Monday, April 14, 2014

Keeps getting better

Last week was a great week.  I was essentially pain free, and I got in a few great workouts that have gotten those endorphins flowing again.  I feel like I've turned a corner, and things are looking up. I've got a little more pep in my step, and I'm starting to feel like myself again - not the crankier version I've been sporting the past few weeks.   I went to physical therapy twice and did the exercises in my own on the days in between.  I had three solid, pain-free stationary bike sessions that did wonders for my mind, even if they were dreadfully boring.  Yesterday's 7 miles at the oceanfront on the beach cruisers was like heaven.  Don't get me wrong...runner envy is still right at the surface as people come out of the woodworks to get a little exercise in the gorgeous weather we've had lately, but I don't want to kill them anymore.  Yay!  I can imagine myself running in the near future, and I'm starting to daydream about where my first run will take place.  Then I try to convince myself that daydreaming about a run is totally normal.

The Shamrock was four weeks ago, and I haven't run since.  I've been in pain and haven't been able to do everything I'd like to do either for myself or with my kids.  I've experienced anger, frustration, and just plain sadness.  Several people have asked me if running the marathon was worth it.  Oh my God, YES!!!  Without hesitation, absolutely definitely yes.  

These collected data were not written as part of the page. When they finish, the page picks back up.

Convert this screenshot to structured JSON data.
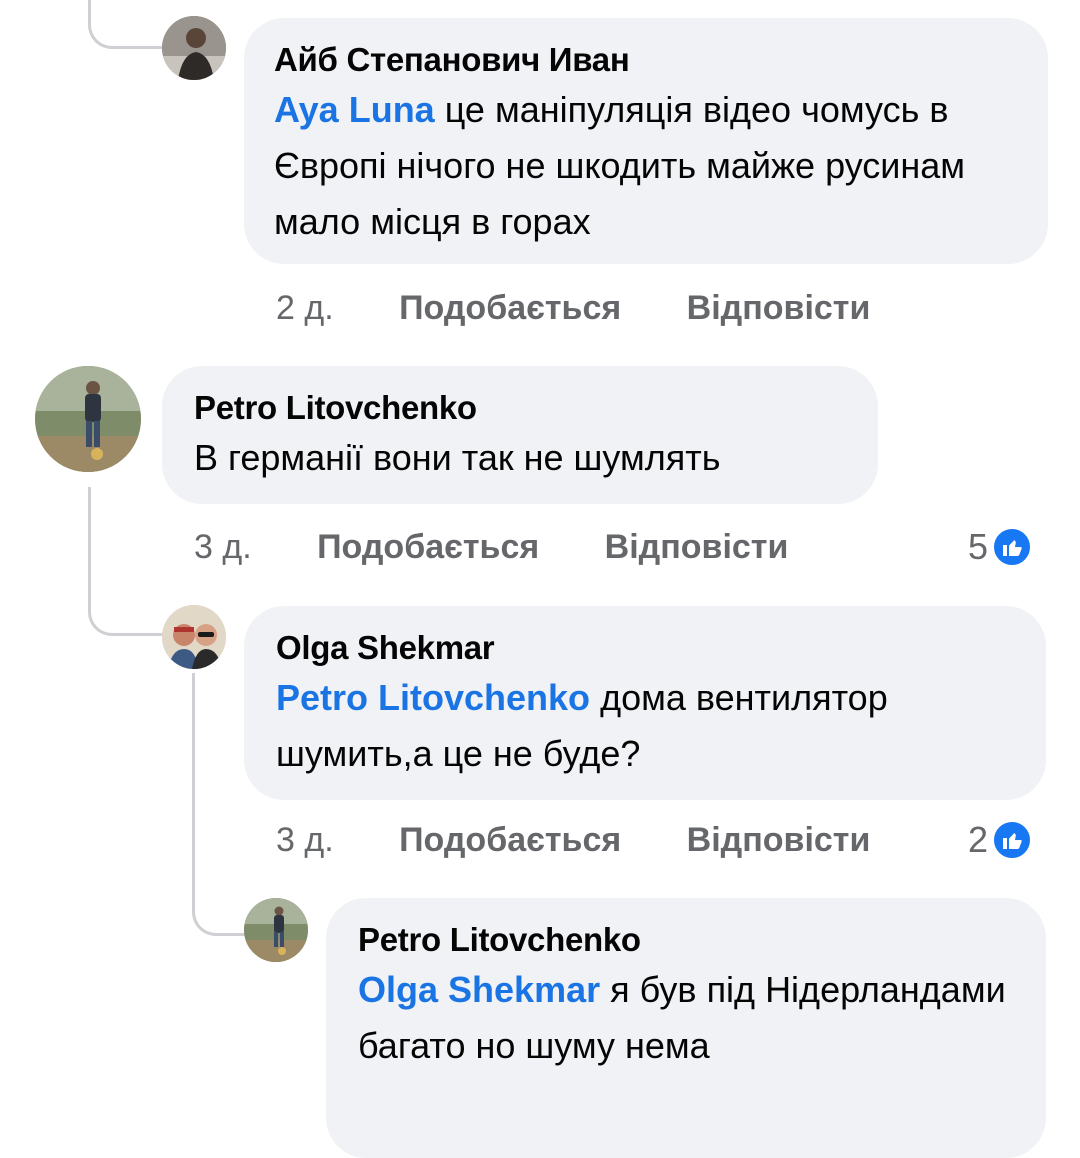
{
  "comments": [
    {
      "author": "Айб Степанович Иван",
      "mention": "Aya Luna",
      "text": " це маніпуляція відео чомусь в Європі нічого не шкодить майже русинам мало місця в горах",
      "time": "2 д.",
      "like_label": "Подобається",
      "reply_label": "Відповісти"
    },
    {
      "author": "Petro Litovchenko",
      "mention": "",
      "text": "В германії вони так не шумлять",
      "time": "3 д.",
      "like_label": "Подобається",
      "reply_label": "Відповісти",
      "reactions": "5"
    },
    {
      "author": "Olga Shekmar",
      "mention": "Petro Litovchenko",
      "text": " дома вентилятор шумить,а це не буде?",
      "time": "3 д.",
      "like_label": "Подобається",
      "reply_label": "Відповісти",
      "reactions": "2"
    },
    {
      "author": "Petro Litovchenko",
      "mention": "Olga Shekmar",
      "text": " я був під Нідерландами  багато но шуму нема"
    }
  ],
  "colors": {
    "bubble": "#f0f2f5",
    "mention": "#1b74e4",
    "meta": "#65676b",
    "like": "#1877f2",
    "thread_line": "#ced0d4"
  },
  "icons": [
    "like-reaction-icon",
    "avatar-photo"
  ]
}
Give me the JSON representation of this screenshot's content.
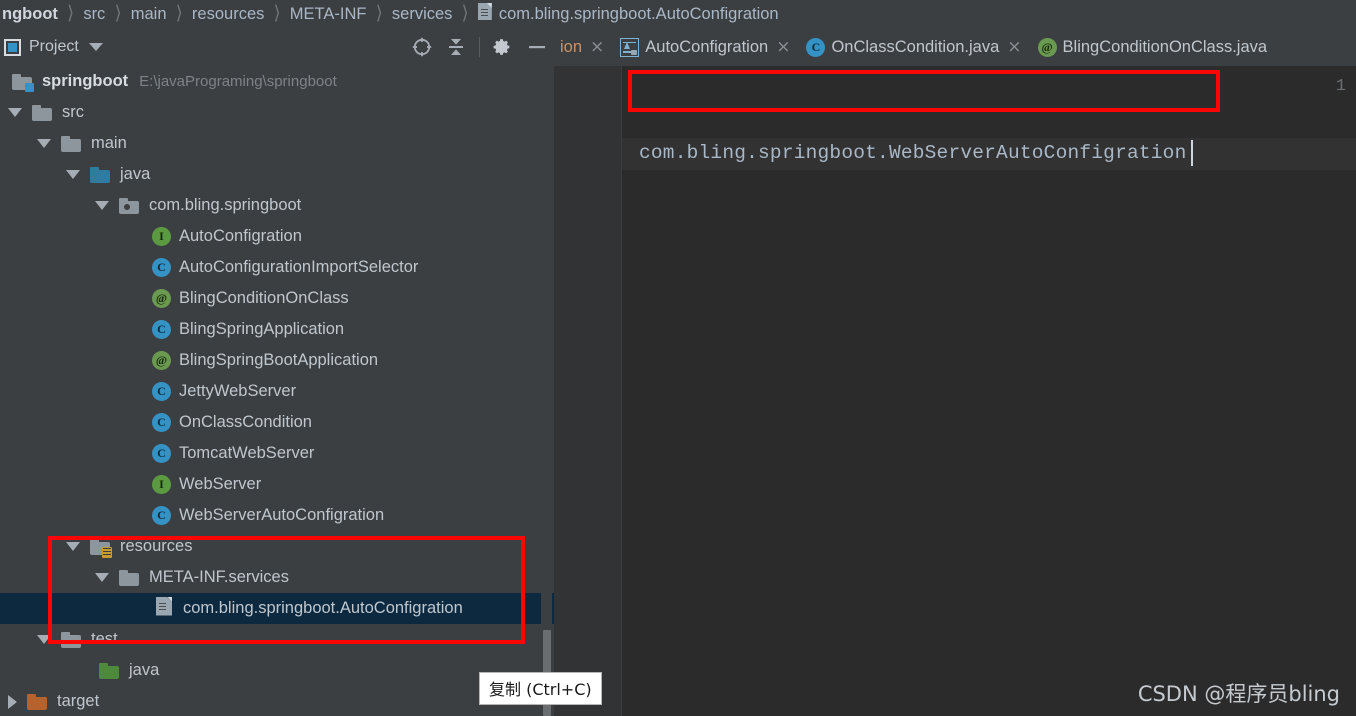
{
  "breadcrumb": {
    "name": "file-breadcrumb",
    "items": [
      {
        "label": "ngboot",
        "bold": true,
        "icon": ""
      },
      {
        "label": "src",
        "bold": false,
        "icon": ""
      },
      {
        "label": "main",
        "bold": false,
        "icon": ""
      },
      {
        "label": "resources",
        "bold": false,
        "icon": ""
      },
      {
        "label": "META-INF",
        "bold": false,
        "icon": ""
      },
      {
        "label": "services",
        "bold": false,
        "icon": ""
      },
      {
        "label": "com.bling.springboot.AutoConfigration",
        "bold": false,
        "icon": "file-icon"
      }
    ]
  },
  "project_panel": {
    "title": "Project",
    "dropdown_caret": "▼",
    "toolbar": [
      {
        "name": "locate-file-icon",
        "tooltip": "Select Opened File"
      },
      {
        "name": "collapse-all-icon",
        "tooltip": "Collapse All"
      },
      {
        "name": "settings-gear-icon",
        "tooltip": "Settings"
      },
      {
        "name": "hide-panel-icon",
        "tooltip": "Hide"
      }
    ]
  },
  "editor_tabs": [
    {
      "label": "ion",
      "icon": "none",
      "truncated": true,
      "active": false,
      "close": "×"
    },
    {
      "label": "AutoConfigration",
      "icon": "spring-autoconfig-icon",
      "truncated": false,
      "active": false,
      "close": "×"
    },
    {
      "label": "OnClassCondition.java",
      "icon": "class-icon",
      "truncated": false,
      "active": false,
      "close": "×"
    },
    {
      "label": "BlingConditionOnClass.java",
      "icon": "annotation-icon",
      "truncated": false,
      "active": true,
      "close": ""
    }
  ],
  "tree": [
    {
      "level": 0,
      "twisty": "down",
      "icon": "module-folder",
      "label": "springboot",
      "bold": true,
      "path": "E:\\javaPrograming\\springboot",
      "selected": false
    },
    {
      "level": 1,
      "twisty": "down",
      "icon": "folder-gray",
      "label": "src",
      "bold": false,
      "path": "",
      "selected": false
    },
    {
      "level": 2,
      "twisty": "down",
      "icon": "folder-gray",
      "label": "main",
      "bold": false,
      "path": "",
      "selected": false
    },
    {
      "level": 3,
      "twisty": "down",
      "icon": "folder-sources-blue",
      "label": "java",
      "bold": false,
      "path": "",
      "selected": false
    },
    {
      "level": 4,
      "twisty": "down",
      "icon": "package-folder",
      "label": "com.bling.springboot",
      "bold": false,
      "path": "",
      "selected": false
    },
    {
      "level": 5,
      "twisty": "none",
      "icon": "interface-icon",
      "label": "AutoConfigration",
      "bold": false,
      "path": "",
      "selected": false
    },
    {
      "level": 5,
      "twisty": "none",
      "icon": "class-icon",
      "label": "AutoConfigurationImportSelector",
      "bold": false,
      "path": "",
      "selected": false
    },
    {
      "level": 5,
      "twisty": "none",
      "icon": "annotation-icon",
      "label": "BlingConditionOnClass",
      "bold": false,
      "path": "",
      "selected": false
    },
    {
      "level": 5,
      "twisty": "none",
      "icon": "class-icon",
      "label": "BlingSpringApplication",
      "bold": false,
      "path": "",
      "selected": false
    },
    {
      "level": 5,
      "twisty": "none",
      "icon": "annotation-icon",
      "label": "BlingSpringBootApplication",
      "bold": false,
      "path": "",
      "selected": false
    },
    {
      "level": 5,
      "twisty": "none",
      "icon": "class-icon",
      "label": "JettyWebServer",
      "bold": false,
      "path": "",
      "selected": false
    },
    {
      "level": 5,
      "twisty": "none",
      "icon": "class-icon",
      "label": "OnClassCondition",
      "bold": false,
      "path": "",
      "selected": false
    },
    {
      "level": 5,
      "twisty": "none",
      "icon": "class-icon",
      "label": "TomcatWebServer",
      "bold": false,
      "path": "",
      "selected": false
    },
    {
      "level": 5,
      "twisty": "none",
      "icon": "interface-icon",
      "label": "WebServer",
      "bold": false,
      "path": "",
      "selected": false
    },
    {
      "level": 5,
      "twisty": "none",
      "icon": "class-icon",
      "label": "WebServerAutoConfigration",
      "bold": false,
      "path": "",
      "selected": false
    },
    {
      "level": 3,
      "twisty": "down",
      "icon": "folder-resources",
      "label": "resources",
      "bold": false,
      "path": "",
      "selected": false
    },
    {
      "level": 4,
      "twisty": "down",
      "icon": "folder-gray",
      "label": "META-INF.services",
      "bold": false,
      "path": "",
      "selected": false
    },
    {
      "level": 5,
      "twisty": "none",
      "icon": "file-icon",
      "label": "com.bling.springboot.AutoConfigration",
      "bold": false,
      "path": "",
      "selected": true
    },
    {
      "level": 2,
      "twisty": "down",
      "icon": "folder-gray",
      "label": "test",
      "bold": false,
      "path": "",
      "selected": false
    },
    {
      "level": 3,
      "twisty": "none",
      "icon": "folder-test-green",
      "label": "java",
      "bold": false,
      "path": "",
      "selected": false
    },
    {
      "level": 1,
      "twisty": "right",
      "icon": "folder-target-orange",
      "label": "target",
      "bold": false,
      "path": "",
      "selected": false
    }
  ],
  "editor": {
    "line_number": "1",
    "code": "com.bling.springboot.WebServerAutoConfigration",
    "caret_visible": true
  },
  "tooltip": {
    "text": "复制 (Ctrl+C)"
  },
  "watermark": {
    "text": "CSDN @程序员bling"
  },
  "colors": {
    "panel_bg": "#3c3f41",
    "editor_bg": "#2b2b2b",
    "gutter_bg": "#313335",
    "selection_bg": "#0d293f",
    "text": "#bfc7ce",
    "code_text": "#a9b7c6",
    "annotation_red": "#fb0505",
    "accent_blue": "#3592c4",
    "accent_green": "#5c9a41"
  }
}
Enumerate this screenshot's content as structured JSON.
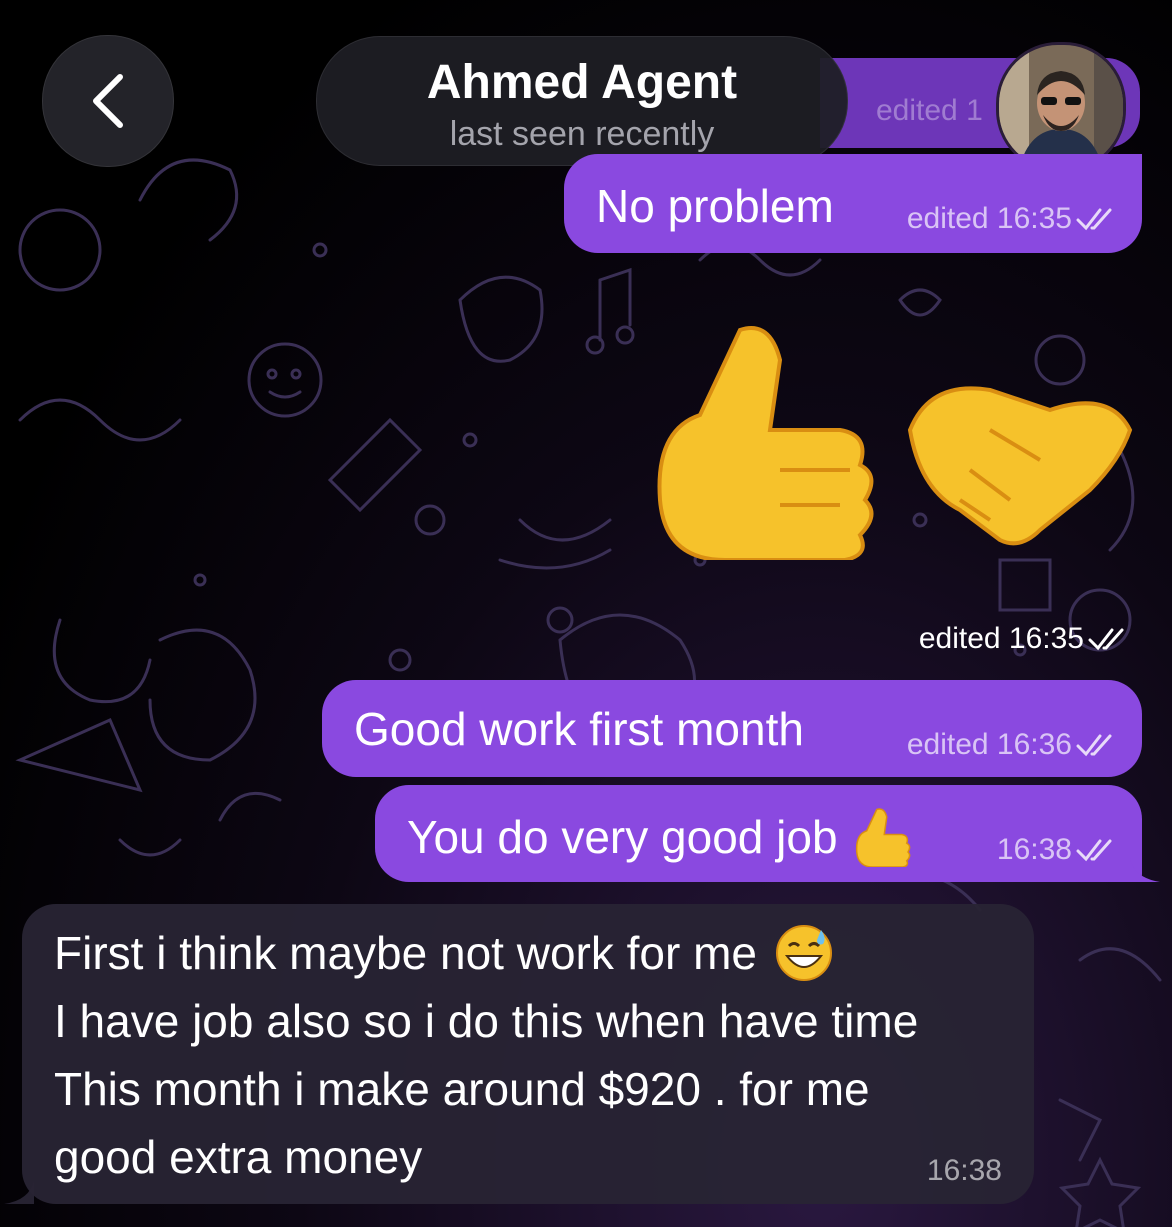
{
  "header": {
    "contact_name": "Ahmed Agent",
    "status": "last seen recently"
  },
  "icons": {
    "back": "chevron-left-icon",
    "read_receipt": "double-check-icon"
  },
  "colors": {
    "outgoing_bubble": "#8a49e0",
    "incoming_bubble": "#28243a",
    "background": "#000000"
  },
  "messages": {
    "ghost": {
      "meta": "edited 1"
    },
    "no_problem": {
      "text": "No problem",
      "meta": "edited 16:35"
    },
    "emoji": {
      "meta": "edited 16:35"
    },
    "good_work": {
      "text": "Good work first month",
      "meta": "edited 16:36"
    },
    "very_good": {
      "text": "You do very good job",
      "meta": "16:38"
    },
    "incoming": {
      "line1": "First i think maybe not work for me",
      "line2": "I have job also so i do this when have time",
      "line3": "This month i make around $920 . for me",
      "line4": "good extra money",
      "time": "16:38"
    }
  }
}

There will be days you don't think you can run a marathon. There will be a lifetime of knowing you have.


I don't know if I'll ever go through this process again, and I feel like I had come too far to back out because of a little pain.  After all, it was a marathon...if it were easy, everyone would do it.  Now I know I can do it, and I did it when I wasn't at my best.  It makes me really excited to think about what I can accomplish once I'm healthy again.  I think I'm just about ready to start setting some goals...not with any specific races in mind, as I want my focus to remain on fixing this body...but I'm ready to think about what I'd like to accomplish for certain distances this year.  Training for the marathon taught me that I have it in me to put in the work, even in the most ridiculous of weather conditions and stressful of circumstances.  For now, I just have to stick with the rehab program and know that each good day is one day closer to running again.   It has me feeling a bit like a caged animal, ready to get out and go ape shit, but I'll save it for that first run, sometime soon!